Zimbabwean President Emmerson Mnangagwa is planning to fundamentally change the Constitution in a way last seen in 1987 when ZANU-PF brought the executive presidency.
The Sweeping constitutional changes are being proposed that fundamentally alter how Zimbabwe is governed, how its President is elected, and how key democratic institutions function.
These proposals signal a far-reaching restructuring of the State that consolidates executive power, weakens electoral accountability, and extends political tenure beyond what is currently provided for in the Constitution.
1. Removal of direct presidential elections.
Shifting the election of the President from a public vote to Parliament removes citizens’ direct say in choosing the Head of State. In a dominant-party system, this effectively guarantees that the ruling party’s parliamentary majority decides the presidency, reducing electoral competitiveness and public legitimacy.
2. Extension of presidential and parliamentary terms.
Moving from five to seven years lengthens the period voters must wait to remove an underperforming government. Longer terms entrench incumbents, reduce accountability cycles, and delay democratic renewal, especially where institutions are already weak.

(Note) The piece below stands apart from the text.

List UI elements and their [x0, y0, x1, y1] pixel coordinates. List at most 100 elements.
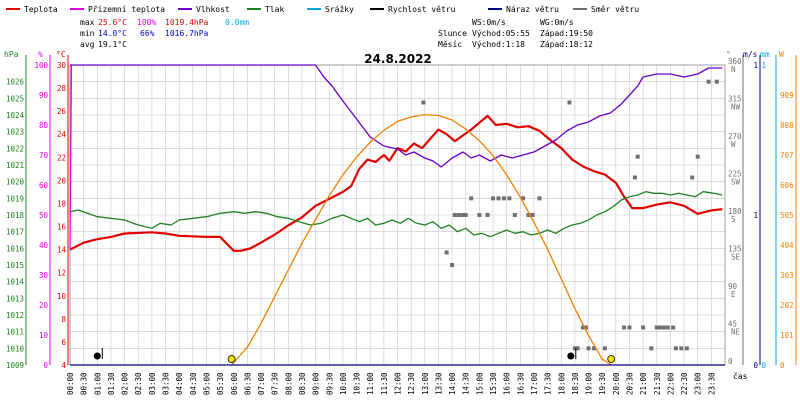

3. Increased presidential influence in Parliament.
Allowing the President to appoint ten more senators expands executive influence over the legislature. Appointed senators often vote with the appointing authority, weakening parliamentary independence and oversight.
4. Transfer of voters’ roll to the Registrar-General.
Moving custody of the voters’ roll from the electoral commission to the Registrar-General raises credibility concerns. The Registrar-General’s office has historically been viewed as executive-aligned, so this shift will undermine confidence in electoral transparency and independence.
5. Fragmentation of electoral management.
Creating a separate Delimitation Commission removes boundary delimitation from ZEC. While framed as reducing overlap, splitting electoral functions will create coordination problems and open space for political manipulation of constituency boundaries.
6. Weakening judicial appointment transparency.
Removing the public interview process for judicial appointments reduces openness. Public interviews were designed to enhance scrutiny, merit assessment, and public trust in the judiciary. Their removal will now politicise appointments.
7. Security sector constitutional dilution.
Changing the Defence Forces’ duty from “to uphold this Constitution” to acting “in accordance with the Constitution” weakens the strength of their constitutional obligation. The original wording imposed an active guardianship role, while the new wording is more passive.
8. Abolition of the Gender Commission
Scrapping the Zimbabwe Gender.
Commission and merging its functions into the Human Rights Commission risks downgrading gender-specific oversight. Dedicated institutions exist because gender equality requires focused monitoring and enforcement.
Taken together, the amendments centralise authority around the executive, extend tenure, influence Parliament, reshape electoral systems, and dilute independent oversight.